唄:それが全然ないんですよ。スタッフさんにも良くしていただいているので、人間関係的なトラブルとかも一切ないですね。ただ、最初は遅刻が多かったかな(笑)。
――「就労支援を利用したい」と考えている人の中には、不安に思っている方も多いかと思います。唄さんが先輩としてアドバイスするとしたらなんでしょうか?
唄:すぐにでも就労移行支援事業所に行くことをおすすめします。僕はそこで障害年金の仕組みを教えてもらい、申請して、経済的にも精神的にもすごく楽になれたんですよ。
同じく統合失調症で、僕より症状が重かった友人は、普通に就職する道を選んだんですけど、就職したことで障害年金の審査が通らなかったんです。審査の条件や仕組みは複雑なので、その道のプロに早めに相談するべきだと感じました。
障害を理由に「やりたいこと」を諦めてほしくない
――坂野さん、今後は事業としてどんな展開を考えていますか?
坂野:次はクラフトソーセージに挑戦しようと思っています。
――ビールのお供に欠かせないソーセージ! 面白いですね。
坂野:ビールもコーヒーも、障害のある人にとって働く選択肢を増やしたいという思いで始めた事業であり、基本的に「やってみたい」という声に応える形でスタートしているんですね。ソーセージやTETONEもそうですし、別の法人では花屋への就労支援も行っています。

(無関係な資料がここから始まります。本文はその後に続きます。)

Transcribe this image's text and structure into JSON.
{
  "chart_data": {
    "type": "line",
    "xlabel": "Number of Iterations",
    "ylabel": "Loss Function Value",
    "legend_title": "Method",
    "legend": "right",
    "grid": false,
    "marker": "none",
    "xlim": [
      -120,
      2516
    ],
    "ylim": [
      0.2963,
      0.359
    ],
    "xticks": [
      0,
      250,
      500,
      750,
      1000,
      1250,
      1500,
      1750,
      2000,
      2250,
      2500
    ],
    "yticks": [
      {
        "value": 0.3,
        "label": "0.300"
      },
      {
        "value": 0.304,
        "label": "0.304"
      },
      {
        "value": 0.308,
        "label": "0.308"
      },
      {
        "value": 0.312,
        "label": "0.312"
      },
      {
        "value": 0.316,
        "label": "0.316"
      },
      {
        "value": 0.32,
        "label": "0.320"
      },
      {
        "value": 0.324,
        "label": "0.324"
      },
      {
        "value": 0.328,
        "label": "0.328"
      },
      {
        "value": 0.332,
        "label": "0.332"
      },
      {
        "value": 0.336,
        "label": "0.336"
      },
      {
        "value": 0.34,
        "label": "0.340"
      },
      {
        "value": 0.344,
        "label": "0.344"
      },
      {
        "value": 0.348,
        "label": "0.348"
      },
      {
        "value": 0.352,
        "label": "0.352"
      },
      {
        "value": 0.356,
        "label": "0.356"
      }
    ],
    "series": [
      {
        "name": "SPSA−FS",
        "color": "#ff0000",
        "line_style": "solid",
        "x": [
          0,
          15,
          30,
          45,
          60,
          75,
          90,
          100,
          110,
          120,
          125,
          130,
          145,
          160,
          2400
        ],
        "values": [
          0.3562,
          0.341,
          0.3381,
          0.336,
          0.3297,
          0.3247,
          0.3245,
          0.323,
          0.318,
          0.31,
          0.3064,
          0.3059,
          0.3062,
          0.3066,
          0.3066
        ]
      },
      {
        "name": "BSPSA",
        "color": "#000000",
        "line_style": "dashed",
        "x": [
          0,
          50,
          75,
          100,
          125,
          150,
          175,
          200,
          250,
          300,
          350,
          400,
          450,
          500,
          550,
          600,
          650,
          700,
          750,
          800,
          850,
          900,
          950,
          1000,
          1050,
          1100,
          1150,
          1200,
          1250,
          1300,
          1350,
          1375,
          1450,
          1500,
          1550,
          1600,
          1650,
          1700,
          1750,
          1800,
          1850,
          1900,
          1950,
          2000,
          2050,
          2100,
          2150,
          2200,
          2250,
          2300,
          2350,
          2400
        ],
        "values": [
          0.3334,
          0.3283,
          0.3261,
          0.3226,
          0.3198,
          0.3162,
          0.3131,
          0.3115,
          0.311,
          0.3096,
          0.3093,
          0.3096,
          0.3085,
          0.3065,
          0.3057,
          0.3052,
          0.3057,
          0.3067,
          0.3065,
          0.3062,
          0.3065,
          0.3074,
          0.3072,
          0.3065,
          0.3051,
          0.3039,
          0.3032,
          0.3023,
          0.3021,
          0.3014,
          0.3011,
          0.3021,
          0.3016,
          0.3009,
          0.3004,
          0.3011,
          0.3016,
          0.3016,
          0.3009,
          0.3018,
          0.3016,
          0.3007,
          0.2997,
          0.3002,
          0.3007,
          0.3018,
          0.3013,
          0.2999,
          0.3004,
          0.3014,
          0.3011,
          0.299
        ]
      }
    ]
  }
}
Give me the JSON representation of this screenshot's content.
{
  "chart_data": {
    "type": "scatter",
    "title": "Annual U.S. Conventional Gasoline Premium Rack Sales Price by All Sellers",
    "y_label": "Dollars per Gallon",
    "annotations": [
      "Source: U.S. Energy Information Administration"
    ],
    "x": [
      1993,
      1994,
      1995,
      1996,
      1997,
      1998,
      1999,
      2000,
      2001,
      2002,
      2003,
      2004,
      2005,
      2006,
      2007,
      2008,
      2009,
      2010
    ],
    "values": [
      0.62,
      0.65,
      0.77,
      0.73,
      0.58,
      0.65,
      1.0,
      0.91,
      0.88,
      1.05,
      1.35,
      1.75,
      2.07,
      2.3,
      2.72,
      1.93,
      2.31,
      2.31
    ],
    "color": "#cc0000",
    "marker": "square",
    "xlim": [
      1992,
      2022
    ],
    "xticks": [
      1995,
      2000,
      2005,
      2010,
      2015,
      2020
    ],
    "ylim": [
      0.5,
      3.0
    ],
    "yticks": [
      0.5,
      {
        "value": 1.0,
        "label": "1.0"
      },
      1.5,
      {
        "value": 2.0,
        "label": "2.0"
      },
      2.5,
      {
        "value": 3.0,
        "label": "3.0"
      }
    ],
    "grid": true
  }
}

どの事業も初めは高いハードルがありましたが、僕は、基本をしっかり学べば、障害の有無に関係なくできる仕事だと信じたからこそ挑戦しました。最近ソーセージの試作をしている中で「同じ材料でラーメンが作れるんじゃないか?」という声が上がっていて、もしかしたらラーメンも展開するかもしれません(笑)。
――ぜひ、食べてみたいです! 最後に、方南町のように地域や住民と障害のある人がつながり、誰もがやりたいことに挑戦でき、豊かに暮らす社会をつくるために私たち一人一人ができることは何だと思いますか?
坂野:まずは、自分が日常的に消費しているものに対して、関心を持ってもらえたら嬉しいです。
人は何かを購入するとき、デザインや価格などいろんな基準で、自分の生活が豊かになるものを選択すると思うのですが、そんなとき「福祉」をキーワードにしたものの中にも、魅力的な商品があるかもしれません。
僕たちが造っているコーヒーやビールを飲んで、「一緒にやりたい」と思ってくれる方がいたら、ぜひ参加してほしいですね。
もう一つ、障害者雇用で頭を悩ませている企業の方にも、社内カフェをはじめ、さまざまな働き方、仕事のつくり方のご提案ができると思いますので、ぜひ相談してもらえたらと思います。
編集後記
方南ローカルグッドブリュワーズをはじめ、ビーンズの取り組みは、一般的な企業だけでなく、当事者の家族も含めて、誰であれ働き方には多様な選択肢があるということを気付かせてくれます。
障害を理由に、夢や目標を諦める必要はないはず。
撮影:十河英三郎
〈プロフィール〉
坂野拓海(さかの・たくみ)
1980年、徳島県出身。大学卒業後コンサルティング企業で、人事として障害者採用に携り、ボランティア等の活動を経て2016年に一般社団法人ビーンズを設立。現在は都内で保育や就労支援を行う6施設を展開。2020年に、障害のあるバリスタや焙煎士を育成するカフェ併設の福祉施設『ソーシャルグッドロースターズ千代田』がグッドデザイン賞を受賞。